LIA Life Investigation Agency

On May 13, LIA submitted written demands to the Agricultural Administration Office of the Ministry of Agriculture, Forestry and Fisheries regarding the treatment of the animals in the area around the Fukushima Daiichi nuclear plant.

The Executive Director of LIA submitted written demands regarding the treatment of animals in the 20km ‘no-go zone’ in Fukushima Prefecture to the office of Norio Sato, head of the Touhoku Agricultural Administration Office of the Ministry of Agriculture, Forestry and Fisheries (MAFF) on May 13, 2011. Unfortunately, Mr Sato was out of the office at the time but we met with the office chief Taizoh Hakamata and other staff and exchanged views on the plight of the animals in the area.

Although the Prime Minister has announced how animals in the affected area were to be dealt with by putting them down, in practice the decision-making power over the fate of abandoned domesticated animals lies in the hands of each prefecture, town, village and the animal’s owner, who all have the ability to veto.

We presented the MAFF Touhoku Agricultural Administration Office with the following requests:
http://ngo-lia.org/fukushima/en_01.php
http://ngo-lia.org/fukushima/en_02.php


The following is a memo of our meeting
Meeting between the office of the Chief of Touhoku Agricultural Administration Office of the Ministry of Agriculture, Forestry and Fisheries (MAFF) and the Life Investigation Agency (LIA) at 2 pm on May 13:

Touhoku Agricultural Administration Office informed LIA that the slaughter of animals in the 20km ‘no-go zone’, announced by the Prime Minister, was still not enforced and they did not know how to proceed with this or who would carry it out.
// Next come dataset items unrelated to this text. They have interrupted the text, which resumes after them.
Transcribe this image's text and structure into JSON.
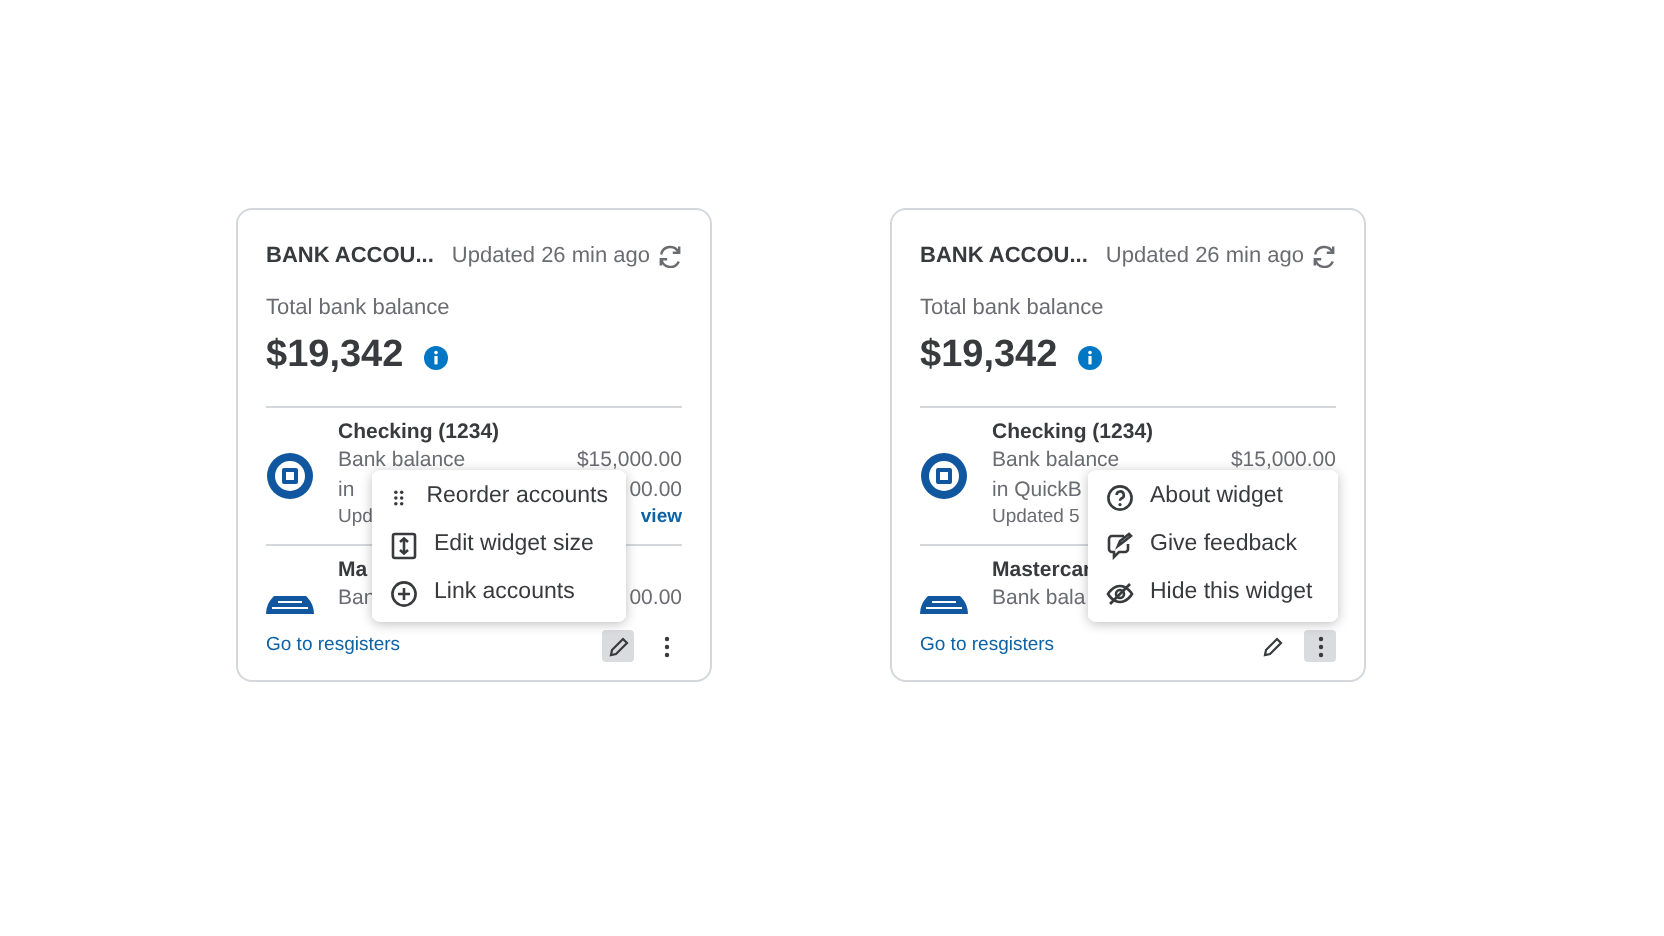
{
  "cards": [
    {
      "title": "BANK ACCOU...",
      "updated": "Updated 26 min ago",
      "balance_label": "Total bank balance",
      "balance": "$19,342",
      "accounts": [
        {
          "name": "Checking (1234)",
          "lines": [
            {
              "label": "Bank balance",
              "amount": "$15,000.00"
            },
            {
              "label": "in",
              "amount": "00.00"
            }
          ],
          "updated": "Upd",
          "link": "view"
        },
        {
          "name": "Ma",
          "lines": [
            {
              "label": "Ban",
              "amount": "00.00"
            }
          ]
        }
      ],
      "footer_link": "Go to resgisters",
      "edit_active": true,
      "more_active": false,
      "menu": [
        {
          "label": "Reorder accounts"
        },
        {
          "label": "Edit widget size"
        },
        {
          "label": "Link accounts"
        }
      ]
    },
    {
      "title": "BANK ACCOU...",
      "updated": "Updated 26 min ago",
      "balance_label": "Total bank balance",
      "balance": "$19,342",
      "accounts": [
        {
          "name": "Checking (1234)",
          "lines": [
            {
              "label": "Bank balance",
              "amount": "$15,000.00"
            },
            {
              "label": "in QuickB"
            }
          ],
          "updated": "Updated 5"
        },
        {
          "name": "Mastercar",
          "lines": [
            {
              "label": "Bank bala"
            }
          ]
        }
      ],
      "footer_link": "Go to resgisters",
      "edit_active": false,
      "more_active": true,
      "menu": [
        {
          "label": "About widget"
        },
        {
          "label": "Give feedback"
        },
        {
          "label": "Hide this widget"
        }
      ]
    }
  ]
}
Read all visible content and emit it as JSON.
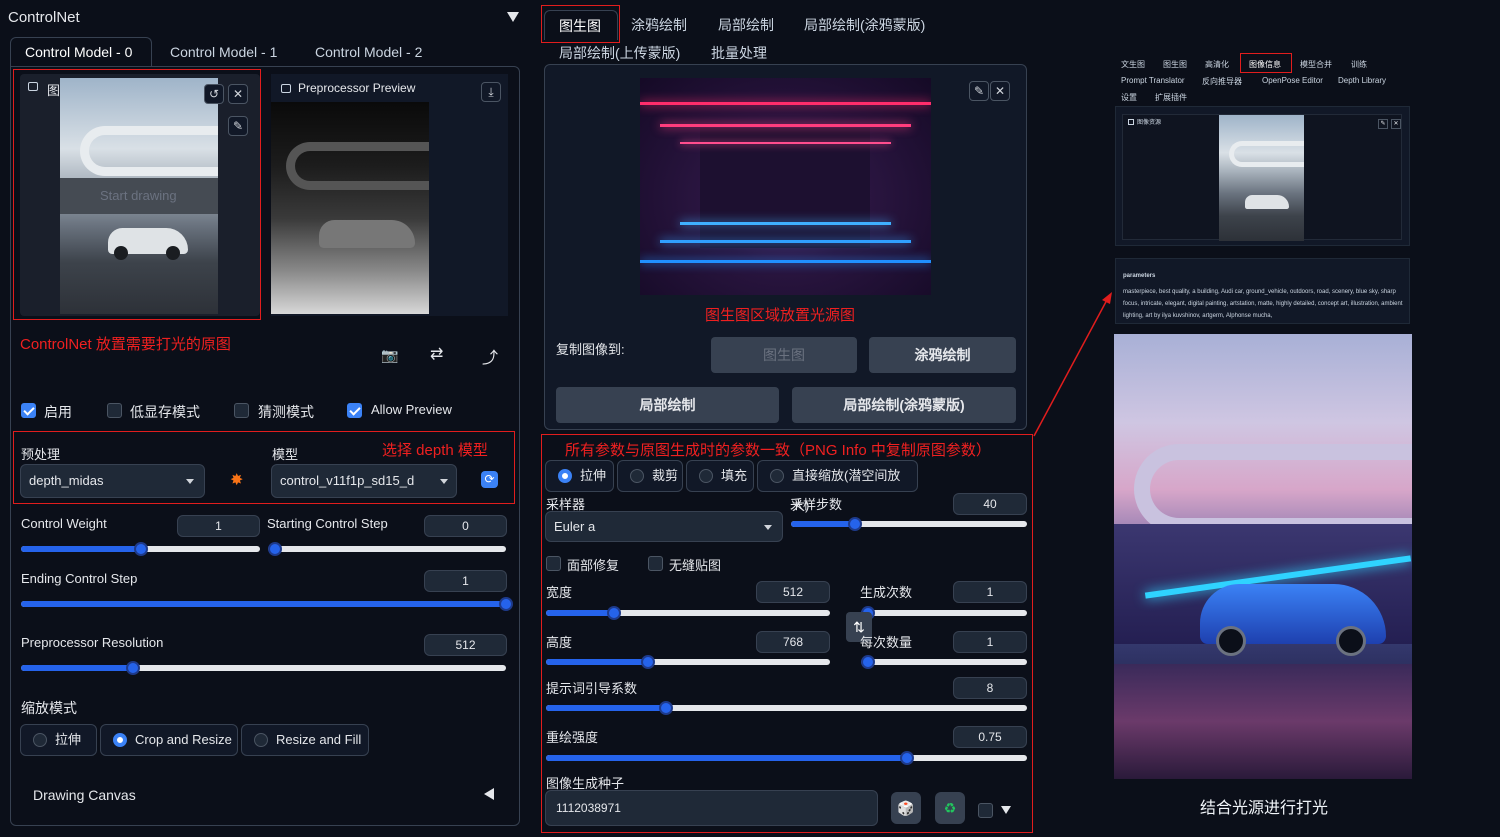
{
  "left": {
    "title": "ControlNet",
    "tabs": [
      "Control Model - 0",
      "Control Model - 1",
      "Control Model - 2"
    ],
    "image_label": "图像",
    "watermark_text": "Start drawing",
    "preview_label": "Preprocessor Preview",
    "annotation_image": "ControlNet 放置需要打光的原图",
    "checkboxes": [
      {
        "label": "启用",
        "checked": true
      },
      {
        "label": "低显存模式",
        "checked": false
      },
      {
        "label": "猜测模式",
        "checked": false
      },
      {
        "label": "Allow Preview",
        "checked": true
      }
    ],
    "preprocessor_label": "预处理",
    "preprocessor_value": "depth_midas",
    "model_label": "模型",
    "model_value": "control_v11f1p_sd15_d",
    "annotation_model": "选择 depth 模型",
    "control_weight": {
      "label": "Control Weight",
      "value": "1",
      "fraction": 0.5
    },
    "starting_step": {
      "label": "Starting Control Step",
      "value": "0",
      "fraction": 0.0
    },
    "ending_step": {
      "label": "Ending Control Step",
      "value": "1",
      "fraction": 1.0
    },
    "preproc_res": {
      "label": "Preprocessor Resolution",
      "value": "512",
      "fraction": 0.23
    },
    "resize_mode_label": "缩放模式",
    "resize_modes": [
      {
        "label": "拉伸",
        "selected": false
      },
      {
        "label": "Crop and Resize",
        "selected": true
      },
      {
        "label": "Resize and Fill",
        "selected": false
      }
    ],
    "drawing_canvas": "Drawing Canvas"
  },
  "middle": {
    "tabs": [
      "图生图",
      "涂鸦绘制",
      "局部绘制",
      "局部绘制(涂鸦蒙版)",
      "局部绘制(上传蒙版)",
      "批量处理"
    ],
    "annotation_image": "图生图区域放置光源图",
    "copy_to_label": "复制图像到:",
    "copy_buttons": [
      "图生图",
      "涂鸦绘制",
      "局部绘制",
      "局部绘制(涂鸦蒙版)"
    ],
    "annotation_params": "所有参数与原图生成时的参数一致（PNG Info 中复制原图参数）",
    "resize_modes": [
      {
        "label": "拉伸",
        "selected": true
      },
      {
        "label": "裁剪",
        "selected": false
      },
      {
        "label": "填充",
        "selected": false
      },
      {
        "label": "直接缩放(潜空间放大)",
        "selected": false
      }
    ],
    "sampler_label": "采样器",
    "sampler_value": "Euler a",
    "steps": {
      "label": "采样步数",
      "value": "40",
      "fraction": 0.27
    },
    "face_restore": "面部修复",
    "tiling": "无缝贴图",
    "width": {
      "label": "宽度",
      "value": "512",
      "fraction": 0.24
    },
    "height": {
      "label": "高度",
      "value": "768",
      "fraction": 0.36
    },
    "batch_count": {
      "label": "生成次数",
      "value": "1",
      "fraction": 0.0
    },
    "batch_size": {
      "label": "每次数量",
      "value": "1",
      "fraction": 0.0
    },
    "cfg": {
      "label": "提示词引导系数",
      "value": "8",
      "fraction": 0.25
    },
    "denoise": {
      "label": "重绘强度",
      "value": "0.75",
      "fraction": 0.75
    },
    "seed_label": "图像生成种子",
    "seed_value": "1112038971"
  },
  "right": {
    "tabs_row1": [
      "文生图",
      "图生图",
      "高清化",
      "图像信息",
      "模型合并",
      "训练"
    ],
    "tabs_row2": [
      "Prompt Translator",
      "反向推导器",
      "OpenPose Editor",
      "Depth Library"
    ],
    "tabs_row3": [
      "设置",
      "扩展插件"
    ],
    "source_label": "图像资源",
    "params_title": "parameters",
    "params_text": "masterpiece, best quality, a building, Audi car, ground_vehicle, outdoors, road, scenery, blue sky, sharp focus, intricate, elegant, digital painting, artstation, matte, highly detailed, concept art, illustration, ambient lighting, art by ilya kuvshinov, artgerm, Alphonse mucha,",
    "caption": "结合光源进行打光"
  },
  "colors": {
    "accent": "#2563eb",
    "annotation": "#e11d1d",
    "background": "#0b0f19"
  }
}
Touhoku Agricultural Administration Office said that dealing with livestock in the area would be delayed by a month, but how they were to be dealt with has been decided. Dairy cattle were to be slaughtered. Cattle bred for meat would be screened for their safety for consumption and then slaughtered in slaughterhouses as usual, but it might also be possible for them to be transferred to stock farms and sold at auction if they were deemed fit to live in another place. Any meat for human consumption produced from animals originating in the affected area but transferred elsewhere before slaughter would be labelled as produce of the area they were transferred to, not as produce of Fukushima, but it would be possible to track animals by individual identification numbers.

Touhoku Agricultural Administration Office said that pigs and chickens in the area would be transferred to the owner’s affiliated farm until they are slaughtered.

Touhoku Agricultural Administration Office said that for pets recovered from within the 20km no-go zone, radiation would not be an issue once they were screened and decontaminated and that half of the radioactive materials would be released from their bodies within 80 days.